As frustrations simmer, some European officials are blaming the United States. The European Council president, Charles Michel, said the United States, along with Britain, "have imposed an outright ban on the export of vaccines or vaccine components produced on their territory." Asked Thursday about the US supply of the AstraZeneca vaccine, Jen Psaki, the White House press secretary, told reporters that vaccine manufacturers were free to export their products made in the United States while also fulfilling the terms of their contracts with the government.
Because AstraZeneca's vaccine was produced with help from the Defence Production Act, Biden has to approve shipments of doses overseas. Such a move could have huge negative political repercussions as long as Americans are still clamouring for shots.
AstraZeneca is also likely to want liability protection for doses shipped overseas, like it would have in the United States if the vaccine is cleared.
Meantime, regulators in the United States have been waiting for new AstraZeneca data, expected in the next few weeks, from a phase 3 trial that enrolled 32,000 participants mostly in the United States. AstraZeneca is not likely to report results from an early look at its data as other vaccine-makers have done. It will instead wait for more statistically meaningful results after trial participants have been monitored longer for side effects and more people in the vaccine and placebo groups may have gotten sick, federal officials said. Experts believe the vaccine is unlikely to carry a higher efficacy rate than the shot made by Johnson & Johnson, which uses a similar technology and requires only one dose.
The potential for those results means that AstraZeneca's vaccine might not have an obvious advantage in the United States over the vaccines currently authorised. Johnson & Johnson's vaccine is easy to distribute and protects against severe disease and hospitalisations. The two-dose vaccines made by Pfizer-BioNTech and Moderna, which use a different technology, have efficacy rates around 95 per cent.
Federal officials have also emphasised in the discussions that AstraZeneca's vaccine should not be stored indefinitely in Ohio or Maryland since it, like all vaccines, has a limited shelf life. The vaccine can be kept at refrigerator temperatures for six months, and some countries are giving the two doses spaced up to three months apart — raising the risk that the doses could go bad if they sit too long.

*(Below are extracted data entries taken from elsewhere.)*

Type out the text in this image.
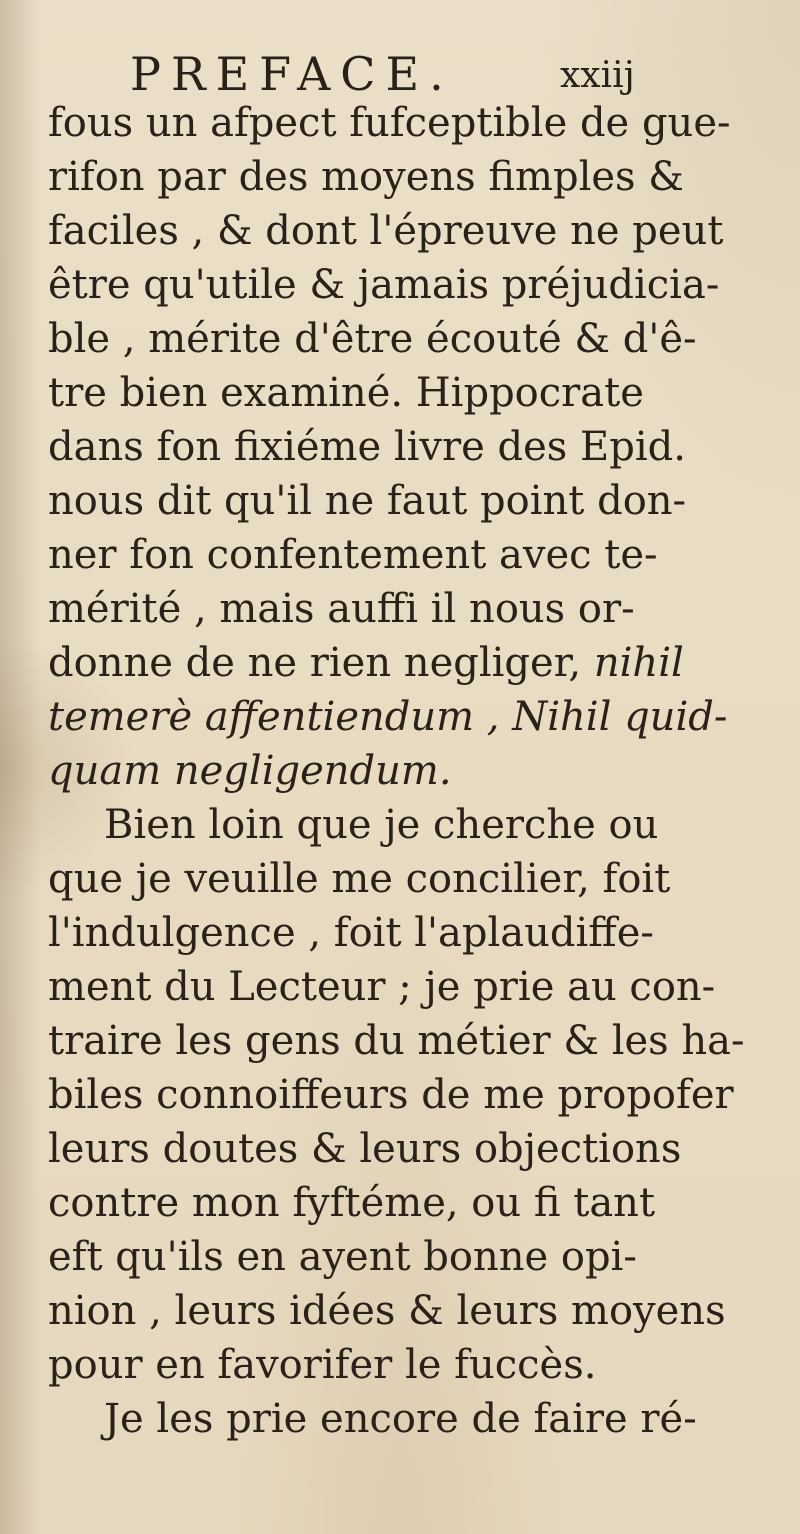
PREFACE.	xxiij
fous un afpect fufceptible de gue-
rifon par des moyens fimples &
faciles , & dont l'épreuve ne peut
être qu'utile & jamais préjudicia-
ble , mérite d'être écouté & d'ê-
tre bien examiné. Hippocrate
dans fon fixiéme livre des Epid.
nous dit qu'il ne faut point don-
ner fon confentement avec te-
mérité , mais auffi il nous or-
donne de ne rien negliger, nihil
temerè affentiendum , Nihil quid-
quam negligendum.
Bien loin que je cherche ou
que je veuille me concilier, foit
l'indulgence , foit l'aplaudiffe-
ment du Lecteur ; je prie au con-
traire les gens du métier & les ha-
biles connoiffeurs de me propofer
leurs doutes & leurs objections
contre mon fyftéme, ou fi tant
eft qu'ils en ayent bonne opi-
nion , leurs idées & leurs moyens
pour en favorifer le fuccès.
Je les prie encore de faire ré-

Biden is taking steps to ramp up vaccine production, and the administration may have more than 1 billion doses available by the end of this year, with most ready by summer. That is far more than are necessary to vaccinate the roughly 260 million adults in the United States or even the entire population, once children and adolescents become eligible for shots. Most recently, the administration has focused on Johnson & Johnson's one-shot vaccine, brokering a deal to have pharmaceutical giant Merck manufacture and bottle the shot and announcing plans to secure 100 million additional doses.
Before the Merck deal was announced, administration officials discussed whether Johnson & Johnson should take over AstraZeneca's manufacturing space in Baltimore, which the company shares with Johnson & Johnson. The process of stopping the production of vaccines takes weeks. And because AstraZeneca has a contract with Emergent, the Maryland manufacturer, White House intervention would be difficult. The idea was dropped once the Merck partnership was sealed.
The administration says it is increasing the supply to eventually vaccinate children and possibly to make booster doses or to guard against emerging variants that may be able to escape the protection conferred by some vaccines. But privately, two senior administration officials said that by helping Johnson & Johnson scale up with the Merck deal, the White House is laying the groundwork for the company to eventually make its vaccine available overseas.